Looking at a long term 60-year history, equities have provided a far bigger return than bond returns, which have only just beaten inflation, said Brian Thomas, Portfolio Manager at Laurium Capital and co-manager on the Amplify SCI* Balanced Fund. While equity returns over the last five years, except last year, have been pretty pedestrian, bonds have performed lately. But Laurium is a firm believer in the equity risk premium, with the difference between the returns on equities relative to bonds over time of roughly 8%. “For a person saving for retirement, being in a high equity product is something you want to be in over the long term.” Laurium takes a macro view on which asset class is going to generate the best risk-adjusted expected return and would have the highest allocation to that within investment parameters. At the moment, it is overweight SA fixed income and SA equities, and underweight the international counterparts.
Iain Power, Chief Investment Officer at Truffle Asset Management, said one of the biggest drivers of returns in the award winning Amplify SCI* Wealth Protector Fund has been the management of risk in building the portfolio in a way that still manages to achieve double digit returns but keeps capital safe. Through stock selection and asset allocation, Truffle managed to avoid areas in sectors which have suffered from contraction or earnings collapses over the last couple of years, which provided a resilient return profile for clients. “We focus on real returns, preservation of capital and looking to only include those shares where there is that asymmetry, where there’s a value underpinning it and where we can see, with relatively low risk, that the securities are able to deliver the CPI plus targets and benchmarks we are looking for.”

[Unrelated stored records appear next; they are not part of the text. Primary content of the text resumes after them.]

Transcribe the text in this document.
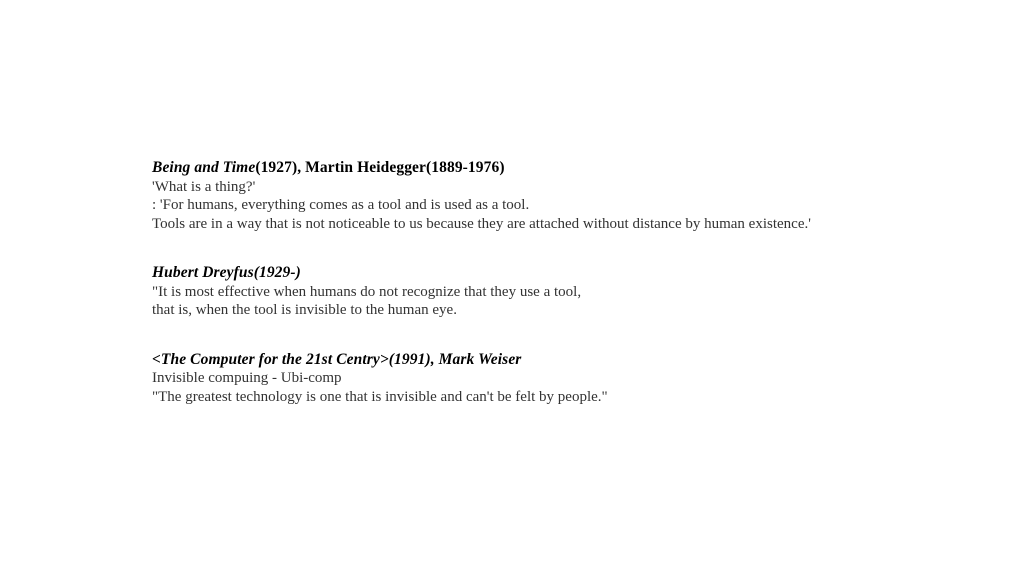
Being and Time(1927), Martin Heidegger(1889-1976)
'What is a thing?'
: 'For humans, everything comes as a tool and is used as a tool.
Tools are in a way that is not noticeable to us because they are attached without distance by human existence.'
Hubert Dreyfus(1929-)
"It is most effective when humans do not recognize that they use a tool,
that is, when the tool is invisible to the human eye.
<The Computer for the 21st Centry>(1991), Mark Weiser
Invisible compuing - Ubi-comp
"The greatest technology is one that is invisible and can't be felt by people."
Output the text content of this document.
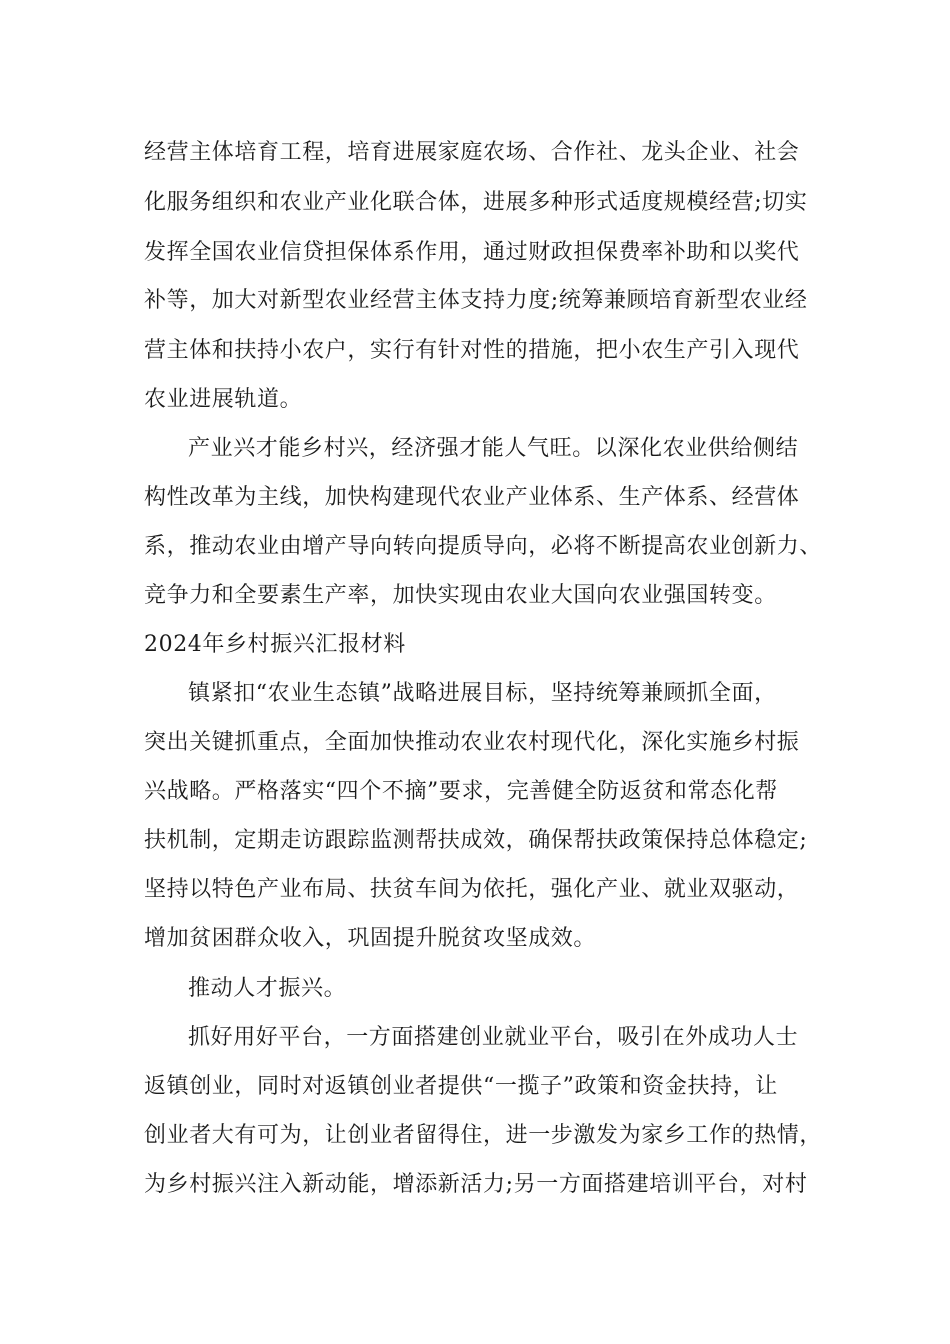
经营主体培育工程，培育进展家庭农场、合作社、龙头企业、社会
化服务组织和农业产业化联合体，进展多种形式适度规模经营;切实
发挥全国农业信贷担保体系作用，通过财政担保费率补助和以奖代
补等，加大对新型农业经营主体支持力度;统筹兼顾培育新型农业经
营主体和扶持小农户，实行有针对性的措施，把小农生产引入现代
农业进展轨道。
产业兴才能乡村兴，经济强才能人气旺。以深化农业供给侧结
构性改革为主线，加快构建现代农业产业体系、生产体系、经营体
系，推动农业由增产导向转向提质导向，必将不断提高农业创新力、
竞争力和全要素生产率，加快实现由农业大国向农业强国转变。
2024年乡村振兴汇报材料
镇紧扣“农业生态镇”战略进展目标，坚持统筹兼顾抓全面，
突出关键抓重点，全面加快推动农业农村现代化，深化实施乡村振
兴战略。严格落实“四个不摘”要求，完善健全防返贫和常态化帮
扶机制，定期走访跟踪监测帮扶成效，确保帮扶政策保持总体稳定;
坚持以特色产业布局、扶贫车间为依托，强化产业、就业双驱动，
增加贫困群众收入，巩固提升脱贫攻坚成效。
推动人才振兴。
抓好用好平台，一方面搭建创业就业平台，吸引在外成功人士
返镇创业，同时对返镇创业者提供“一揽子”政策和资金扶持，让
创业者大有可为，让创业者留得住，进一步激发为家乡工作的热情，
为乡村振兴注入新动能，增添新活力;另一方面搭建培训平台，对村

Amplify’s One Moment event emphasised that growing your portfolio and making a difference are not mutually exclusive. Its fund managers emphasised that ESG considerations are an integral part of the asset allocation process. Amplify’s aim is first and foremost give the best returns, find the best managers out there and give a percentage of profits to philanthropic initiatives “where we measure the impact of those initiatives,” said Bray. Amplify’s managers are completely aligned with Amplify, “our view on the world, and what we should be doing,” said Van der Nest.